Выбрать главу

Алену передергивало от этих холодных рассуждений.

— Ты бы хоть Евангелие перевирать постеснялась. И вообще! Человек — не орнамент! — кипятилась она. — Человек весь состоит из неправильностей, и только поэтому он человек! Он — душа, а не правая и левая половинки!

На что Ангелина не без удовольствия подзаводила ее еще сильнее:

— Я-то Евангелие читала, а ты? Там сказано: сберегший душу свою, потеряет ее, а вот у потерявшего — все о’кей. То есть у того, у кого она уже отделилась от тела...

Алене большого труда стоило сдержаться — не к лицу княжне Вяземской поддаваться на чью-то провокацию и повышать голос в споре, заведомо бесплодном.

Она-то знала твердо: душа, как море, у которого симметрии нет и быть не может...

...Вот тебе и душа...

Вот тебе и море...

Ленка Петрова с детства мечтала увидеть Адриатику, но Адриатика оказалась капканом.

Алена Вяземская со жгучим нетерпением ждала этой поездки в Венецию, но путешествие стало финальным пунктом биографии.

И если картины русской художницы будут иметь в Италии успех, то уже посмертный.

А ее работы, можно сказать, на успех теперь просто обречены: красивая гибель автора поспособствует этому.

Тем более что тело извлекли сразу же, пока оно еще не успело измениться.

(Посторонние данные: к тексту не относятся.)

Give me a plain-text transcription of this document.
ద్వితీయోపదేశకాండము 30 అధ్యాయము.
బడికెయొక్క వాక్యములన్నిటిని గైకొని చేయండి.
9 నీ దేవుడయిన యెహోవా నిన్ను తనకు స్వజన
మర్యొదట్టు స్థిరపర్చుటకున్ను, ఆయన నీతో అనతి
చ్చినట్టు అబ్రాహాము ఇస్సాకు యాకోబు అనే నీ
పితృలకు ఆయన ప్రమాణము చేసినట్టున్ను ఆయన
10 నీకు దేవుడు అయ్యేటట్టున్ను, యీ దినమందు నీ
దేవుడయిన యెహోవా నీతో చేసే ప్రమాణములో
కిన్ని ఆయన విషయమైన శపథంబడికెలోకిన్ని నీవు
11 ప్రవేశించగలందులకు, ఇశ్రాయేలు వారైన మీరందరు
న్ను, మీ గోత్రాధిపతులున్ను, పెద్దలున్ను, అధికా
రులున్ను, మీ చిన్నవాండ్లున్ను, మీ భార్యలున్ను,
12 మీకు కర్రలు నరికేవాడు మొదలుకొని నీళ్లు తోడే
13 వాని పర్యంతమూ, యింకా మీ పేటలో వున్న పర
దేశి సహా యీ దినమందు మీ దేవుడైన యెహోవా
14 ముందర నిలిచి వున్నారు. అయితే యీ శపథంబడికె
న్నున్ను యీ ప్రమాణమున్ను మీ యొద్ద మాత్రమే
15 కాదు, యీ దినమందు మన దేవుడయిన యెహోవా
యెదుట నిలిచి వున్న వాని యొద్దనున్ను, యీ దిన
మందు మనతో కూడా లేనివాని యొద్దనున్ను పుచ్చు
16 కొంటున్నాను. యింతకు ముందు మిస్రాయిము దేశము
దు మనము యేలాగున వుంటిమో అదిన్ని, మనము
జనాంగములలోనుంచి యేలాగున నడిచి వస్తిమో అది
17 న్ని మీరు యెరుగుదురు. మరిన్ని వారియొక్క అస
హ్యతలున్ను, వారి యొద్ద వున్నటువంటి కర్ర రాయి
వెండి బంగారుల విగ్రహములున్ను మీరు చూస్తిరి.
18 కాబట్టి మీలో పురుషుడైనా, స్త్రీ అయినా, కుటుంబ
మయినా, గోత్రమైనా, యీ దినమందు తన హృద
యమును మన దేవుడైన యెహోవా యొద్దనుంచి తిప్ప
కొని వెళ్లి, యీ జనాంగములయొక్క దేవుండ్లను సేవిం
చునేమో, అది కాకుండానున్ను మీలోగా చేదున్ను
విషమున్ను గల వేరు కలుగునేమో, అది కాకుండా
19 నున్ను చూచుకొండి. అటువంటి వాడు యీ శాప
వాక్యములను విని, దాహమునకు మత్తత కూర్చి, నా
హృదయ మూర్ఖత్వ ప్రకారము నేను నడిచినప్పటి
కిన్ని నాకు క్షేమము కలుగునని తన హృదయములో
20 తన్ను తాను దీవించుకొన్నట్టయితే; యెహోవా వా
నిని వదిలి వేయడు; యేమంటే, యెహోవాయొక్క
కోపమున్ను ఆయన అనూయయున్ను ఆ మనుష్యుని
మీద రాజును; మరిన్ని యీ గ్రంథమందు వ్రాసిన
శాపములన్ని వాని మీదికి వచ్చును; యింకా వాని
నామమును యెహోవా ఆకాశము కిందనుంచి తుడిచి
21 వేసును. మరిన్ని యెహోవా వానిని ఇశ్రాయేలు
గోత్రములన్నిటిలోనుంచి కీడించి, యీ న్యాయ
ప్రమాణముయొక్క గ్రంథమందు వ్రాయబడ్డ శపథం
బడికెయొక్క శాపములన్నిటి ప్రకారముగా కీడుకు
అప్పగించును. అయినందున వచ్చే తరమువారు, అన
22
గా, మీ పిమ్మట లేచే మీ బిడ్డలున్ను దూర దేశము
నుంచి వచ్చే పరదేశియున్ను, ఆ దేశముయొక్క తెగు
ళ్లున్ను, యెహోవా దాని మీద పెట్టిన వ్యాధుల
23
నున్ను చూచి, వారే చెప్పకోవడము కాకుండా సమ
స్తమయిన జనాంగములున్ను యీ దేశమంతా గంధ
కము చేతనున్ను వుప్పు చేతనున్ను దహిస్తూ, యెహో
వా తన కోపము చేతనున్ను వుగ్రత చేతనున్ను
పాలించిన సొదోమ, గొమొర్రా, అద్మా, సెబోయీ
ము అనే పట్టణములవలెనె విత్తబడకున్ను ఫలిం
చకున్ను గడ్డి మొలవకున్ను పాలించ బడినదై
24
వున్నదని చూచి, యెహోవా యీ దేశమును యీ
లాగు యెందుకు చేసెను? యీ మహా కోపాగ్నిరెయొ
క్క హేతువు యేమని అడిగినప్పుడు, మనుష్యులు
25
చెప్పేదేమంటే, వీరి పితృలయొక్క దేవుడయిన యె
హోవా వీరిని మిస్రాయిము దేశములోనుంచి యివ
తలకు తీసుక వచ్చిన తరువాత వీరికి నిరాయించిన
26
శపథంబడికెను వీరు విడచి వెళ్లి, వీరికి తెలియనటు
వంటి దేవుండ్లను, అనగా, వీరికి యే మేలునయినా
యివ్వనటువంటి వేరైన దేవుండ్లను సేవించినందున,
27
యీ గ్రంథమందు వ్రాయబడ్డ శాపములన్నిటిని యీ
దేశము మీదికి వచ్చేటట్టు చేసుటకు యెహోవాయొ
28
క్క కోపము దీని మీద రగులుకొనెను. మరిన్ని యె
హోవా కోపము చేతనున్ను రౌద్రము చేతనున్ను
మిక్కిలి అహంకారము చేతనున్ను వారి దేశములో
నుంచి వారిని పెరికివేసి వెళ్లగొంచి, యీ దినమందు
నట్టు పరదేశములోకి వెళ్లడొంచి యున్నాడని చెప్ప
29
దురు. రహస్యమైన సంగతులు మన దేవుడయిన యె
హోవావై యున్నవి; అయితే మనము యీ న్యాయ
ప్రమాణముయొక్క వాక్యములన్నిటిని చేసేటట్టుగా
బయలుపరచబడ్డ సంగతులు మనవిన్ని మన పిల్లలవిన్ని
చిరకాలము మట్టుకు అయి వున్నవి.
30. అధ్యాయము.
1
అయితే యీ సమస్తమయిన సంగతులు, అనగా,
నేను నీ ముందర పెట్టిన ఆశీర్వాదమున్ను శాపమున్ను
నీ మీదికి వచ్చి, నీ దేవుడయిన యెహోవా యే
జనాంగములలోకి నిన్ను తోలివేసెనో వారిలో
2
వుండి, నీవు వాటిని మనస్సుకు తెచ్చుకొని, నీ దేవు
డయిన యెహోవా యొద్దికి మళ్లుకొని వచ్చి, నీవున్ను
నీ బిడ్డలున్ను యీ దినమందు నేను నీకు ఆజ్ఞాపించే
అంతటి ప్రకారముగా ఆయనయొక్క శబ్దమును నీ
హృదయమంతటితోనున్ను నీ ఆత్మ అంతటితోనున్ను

Молодая привлекательная утопленница с пропорциями Венеры Милосской вызовет всеобщее сочувствие: она чем-то сродни русалке, сказочному, таинственному существу.

А потому можно быть уверенной: от желающих взглянуть на полотна трагически погибшей девушки-художницы отбоя не будет. Мертвых принято почитать. Возможно даже, что целый выставочный день организаторы посвятят «светлой памяти» Петровой-Вяземской.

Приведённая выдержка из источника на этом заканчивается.